There’s a saying in my house . . . never, ever, underestimate your competition. With that said, and with those words firmly ingrained in my mind, I can more readily espouse the idea above. In my mind, it is important to both respect my competition and have faith in the power of my strengths. In short, my strengths should not be underestimated.
I have a friend who carries her StrengthsFinder report in her purse folded up in a now dog-eared square. When she needs to remember what makes her special, where she finds her strength, or how she excels in social situations of just about any kind, she unfolds her report and rereads it. This brief exercise prompts her to reflect on her past successes before a big meeting, when she’s having a dreary day, or conversely after a big accomplishment to further bolster her “on top of the world” feeling.

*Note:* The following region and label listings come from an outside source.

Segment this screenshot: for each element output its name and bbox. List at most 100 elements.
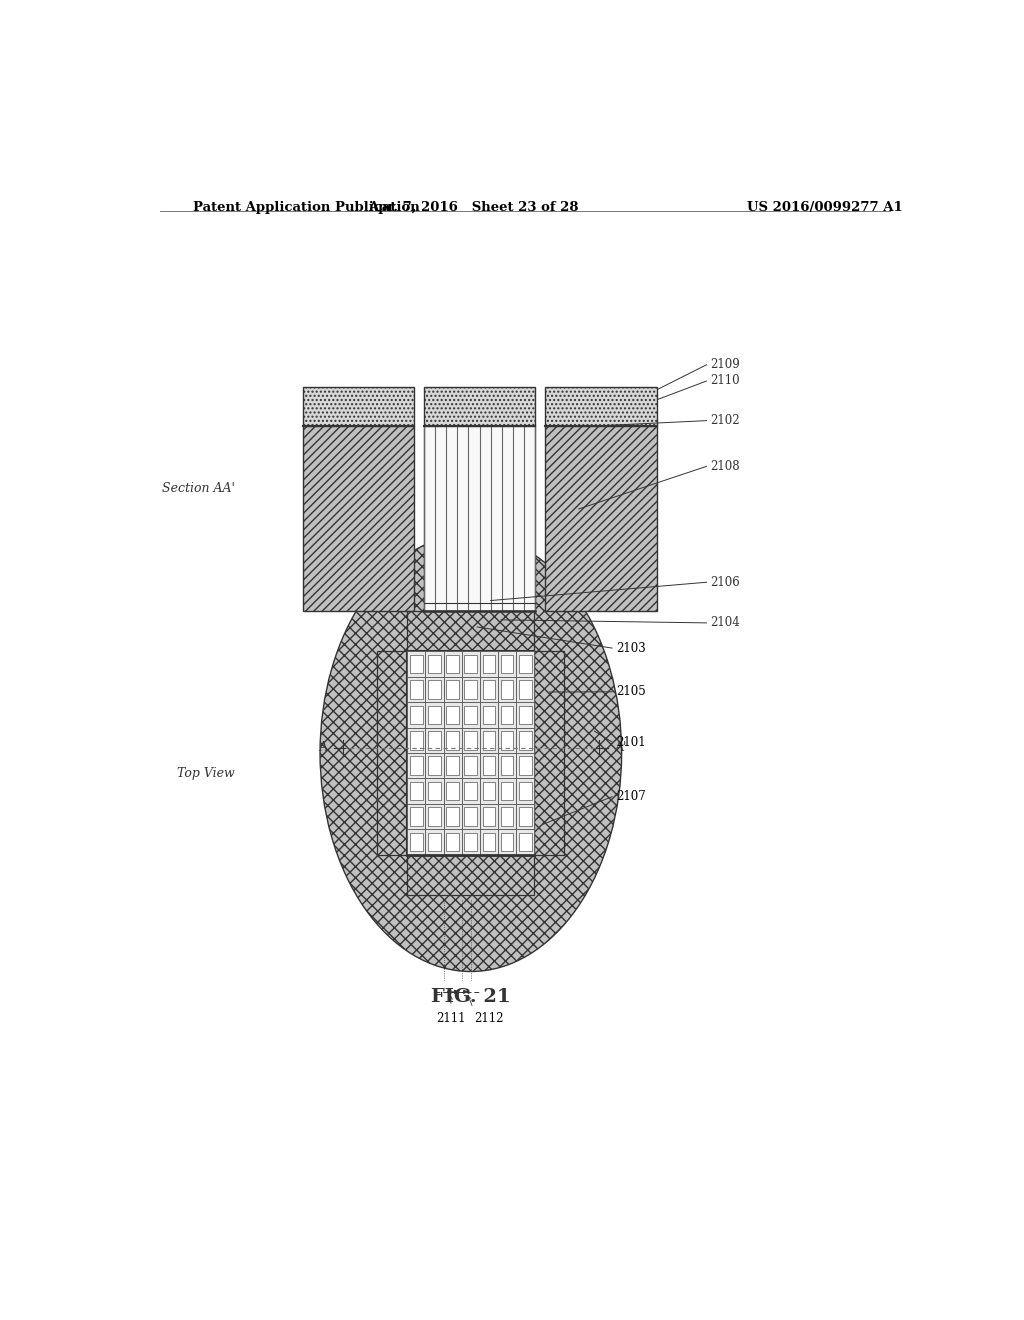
Text: 2105: 2105 <box>616 685 646 698</box>
Text: FIG. 21: FIG. 21 <box>431 987 511 1006</box>
Bar <box>410 808 423 826</box>
Bar <box>535 651 564 854</box>
Text: 2101: 2101 <box>616 735 646 748</box>
Bar <box>446 756 459 775</box>
Bar <box>443 611 516 630</box>
Text: 2109: 2109 <box>711 358 740 371</box>
Bar <box>424 387 536 426</box>
Bar <box>501 808 513 826</box>
Bar <box>443 804 462 829</box>
Bar <box>480 829 498 854</box>
Bar <box>303 426 414 611</box>
Bar <box>443 727 462 752</box>
Bar <box>516 752 535 779</box>
Bar <box>498 779 516 804</box>
Bar <box>408 651 426 677</box>
Text: 2112: 2112 <box>474 1012 504 1026</box>
Bar <box>462 702 480 727</box>
Bar <box>462 829 480 854</box>
Bar <box>516 779 535 804</box>
Bar <box>408 804 426 829</box>
Bar <box>462 779 480 804</box>
Bar <box>426 779 443 804</box>
Bar <box>501 731 513 750</box>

As a Gallup Certified Strengths Coach, I have the opportunity to discuss people’s strengths and their weaknesses. We all have both because there is no avoiding it. We cannot be great at everything. The difference between the very successful and the moderately successful folks is how they view their weaknesses. Weaknesses are something to be managed around, not denied or avoided completely. At the same time, weaknesses should not be overestimated.
Some of my coaching clients express nervousness about learning their “All 34” strengths. They fear that the bottom of the list will expose them and make them vulnerable. In fact, when some coaching is possible, the opposite is true. Instead of considering how these weaknesses need to be hidden or “worked on,” we discuss how they have been successful by partnering with others or how they have used one of their strengths to compensate for a weakness in the past.
Embracing our strengths, flexing them like muscles to increase their power over time, and recognizing our imperfections but not dwelling on them, are what the great leaders do. Do you know what makes you great? Are you able to manage around your blind spots and deficiencies?